Cryptographic Primitives
This section defines the minimal set of identities and cryptographic keys used by the KnoxNet protocol. These primitives underpin authorization, offline value issuance, and encrypted settlement across both execution and settlement domains.
5.1 Identities
Each user u is associated with a signing keypair:
(skᵤ, pkᵤ)which is used to authorize ownership and transfer of offline notes, as well as reconciliation submissions.
KnoxNet optionally supports device-scoped keypairs:
(sk_dev, pk_dev)used to enforce device-level policies such as issuance caps, exposure limits, and recovery mechanisms. Device identities are subordinate to user identities and do not represent independent economic actors.
5.2 Anchor Ledger Keys
The KnoxNet Layer 1 ledger maintains protocol-level cryptographic keys.
A signing key:
sk_𝓛₁is used to authorize the issuance of offline notes. Notes lacking a valid signature under this key are invalid.
For encrypted settlement, the ledger maintains a homomorphic encryption public key:
pk_HEused to encrypt settlement data and verify global constraints without revealing plaintext values. Decryption capability may optionally be distributed across a validator committee using threshold decryption to reduce trust concentration.
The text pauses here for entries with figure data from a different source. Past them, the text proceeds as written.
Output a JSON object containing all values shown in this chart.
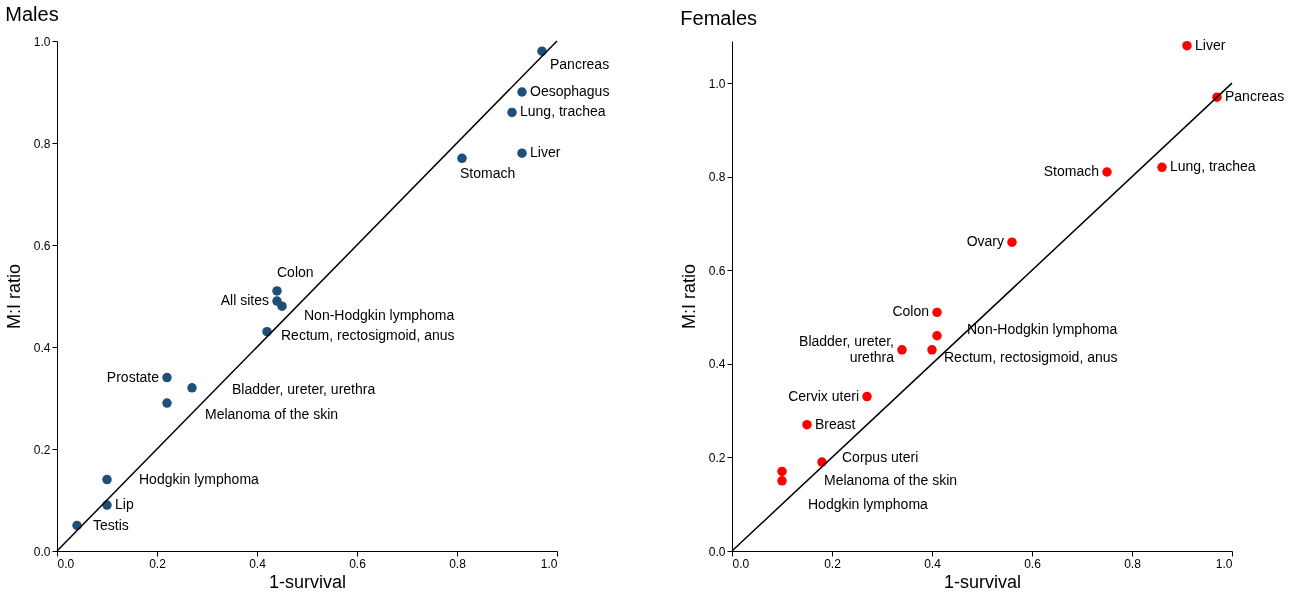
{
  "chart_data": [
    {
      "type": "scatter",
      "title": "Males",
      "xlabel": "1-survival",
      "ylabel": "M:I ratio",
      "grid": false,
      "xlim": [
        0,
        1.0
      ],
      "ylim": [
        0,
        1.0
      ],
      "xticks": [
        {
          "value": 0,
          "label": "0.0"
        },
        {
          "value": 0.2,
          "label": "0.2"
        },
        {
          "value": 0.4,
          "label": "0.4"
        },
        {
          "value": 0.6,
          "label": "0.6"
        },
        {
          "value": 0.8,
          "label": "0.8"
        },
        {
          "value": 1.0,
          "label": "1.0"
        }
      ],
      "yticks": [
        {
          "value": 0,
          "label": "0.0"
        },
        {
          "value": 0.2,
          "label": "0.2"
        },
        {
          "value": 0.4,
          "label": "0.4"
        },
        {
          "value": 0.6,
          "label": "0.6"
        },
        {
          "value": 0.8,
          "label": "0.8"
        },
        {
          "value": 1.0,
          "label": "1.0"
        }
      ],
      "series": [
        {
          "type": "scatter",
          "marker": "circle",
          "color": "#1f4e79",
          "x": [
            0.97,
            0.93,
            0.91,
            0.93,
            0.81,
            0.44,
            0.44,
            0.45,
            0.42,
            0.22,
            0.27,
            0.22,
            0.1,
            0.1,
            0.04
          ],
          "values": [
            0.98,
            0.9,
            0.86,
            0.78,
            0.77,
            0.51,
            0.49,
            0.48,
            0.43,
            0.34,
            0.32,
            0.29,
            0.14,
            0.09,
            0.05
          ]
        },
        {
          "type": "line",
          "marker": "none",
          "line_style": "solid",
          "color": "#000000",
          "x": [
            0,
            1.0
          ],
          "values": [
            0,
            1.0
          ]
        }
      ],
      "annotations": [
        {
          "text": "Pancreas",
          "x": 0.97,
          "y": 0.98
        },
        {
          "text": "Oesophagus",
          "x": 0.93,
          "y": 0.9
        },
        {
          "text": "Lung, trachea",
          "x": 0.91,
          "y": 0.86
        },
        {
          "text": "Liver",
          "x": 0.93,
          "y": 0.78
        },
        {
          "text": "Stomach",
          "x": 0.81,
          "y": 0.77
        },
        {
          "text": "Colon",
          "x": 0.44,
          "y": 0.51
        },
        {
          "text": "All sites",
          "x": 0.44,
          "y": 0.49
        },
        {
          "text": "Non-Hodgkin lymphoma",
          "x": 0.45,
          "y": 0.48
        },
        {
          "text": "Rectum, rectosigmoid, anus",
          "x": 0.42,
          "y": 0.43
        },
        {
          "text": "Prostate",
          "x": 0.22,
          "y": 0.34
        },
        {
          "text": "Bladder, ureter, urethra",
          "x": 0.27,
          "y": 0.32
        },
        {
          "text": "Melanoma of the skin",
          "x": 0.22,
          "y": 0.29
        },
        {
          "text": "Hodgkin lymphoma",
          "x": 0.1,
          "y": 0.14
        },
        {
          "text": "Lip",
          "x": 0.1,
          "y": 0.09
        },
        {
          "text": "Testis",
          "x": 0.04,
          "y": 0.05
        }
      ]
    },
    {
      "type": "scatter",
      "title": "Females",
      "xlabel": "1-survival",
      "ylabel": "M:I ratio",
      "grid": false,
      "xlim": [
        0,
        1.0
      ],
      "ylim": [
        0,
        1.09
      ],
      "xticks": [
        {
          "value": 0,
          "label": "0.0"
        },
        {
          "value": 0.2,
          "label": "0.2"
        },
        {
          "value": 0.4,
          "label": "0.4"
        },
        {
          "value": 0.6,
          "label": "0.6"
        },
        {
          "value": 0.8,
          "label": "0.8"
        },
        {
          "value": 1.0,
          "label": "1.0"
        }
      ],
      "yticks": [
        {
          "value": 0,
          "label": "0.0"
        },
        {
          "value": 0.2,
          "label": "0.2"
        },
        {
          "value": 0.4,
          "label": "0.4"
        },
        {
          "value": 0.6,
          "label": "0.6"
        },
        {
          "value": 0.8,
          "label": "0.8"
        },
        {
          "value": 1.0,
          "label": "1.0"
        }
      ],
      "series": [
        {
          "type": "scatter",
          "marker": "circle",
          "color": "#ff0000",
          "x": [
            0.91,
            0.97,
            0.75,
            0.86,
            0.56,
            0.41,
            0.34,
            0.41,
            0.4,
            0.27,
            0.15,
            0.18,
            0.1,
            0.1
          ],
          "values": [
            1.08,
            0.97,
            0.81,
            0.82,
            0.66,
            0.51,
            0.43,
            0.46,
            0.43,
            0.33,
            0.27,
            0.19,
            0.17,
            0.15
          ]
        },
        {
          "type": "line",
          "marker": "none",
          "line_style": "solid",
          "color": "#000000",
          "x": [
            0,
            1.0
          ],
          "values": [
            0,
            1.0
          ]
        }
      ],
      "annotations": [
        {
          "text": "Liver",
          "x": 0.91,
          "y": 1.08
        },
        {
          "text": "Pancreas",
          "x": 0.97,
          "y": 0.97
        },
        {
          "text": "Stomach",
          "x": 0.75,
          "y": 0.81
        },
        {
          "text": "Lung, trachea",
          "x": 0.86,
          "y": 0.82
        },
        {
          "text": "Ovary",
          "x": 0.56,
          "y": 0.66
        },
        {
          "text": "Colon",
          "x": 0.41,
          "y": 0.51
        },
        {
          "text": "Bladder, ureter,\nurethra",
          "x": 0.34,
          "y": 0.43
        },
        {
          "text": "Non-Hodgkin lymphoma",
          "x": 0.41,
          "y": 0.46
        },
        {
          "text": "Rectum, rectosigmoid, anus",
          "x": 0.4,
          "y": 0.43
        },
        {
          "text": "Cervix uteri",
          "x": 0.27,
          "y": 0.33
        },
        {
          "text": "Breast",
          "x": 0.15,
          "y": 0.27
        },
        {
          "text": "Corpus uteri",
          "x": 0.18,
          "y": 0.19
        },
        {
          "text": "Melanoma of the skin",
          "x": 0.1,
          "y": 0.17
        },
        {
          "text": "Hodgkin lymphoma",
          "x": 0.1,
          "y": 0.15
        }
      ]
    }
  ]
}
5.3 Cryptographic Assumptions
KnoxNet assumes the standard security properties of the cryptographic primitives it employs, including the unforgeability of digital signatures and the semantic security of encryption schemes. The protocol does not rely on trusted hardware or continuous connectivity.
Cryptographic primitives are combined with architectural design—offline execution and encrypted settlement—to reduce observability rather than relying on cryptography alone for privacy.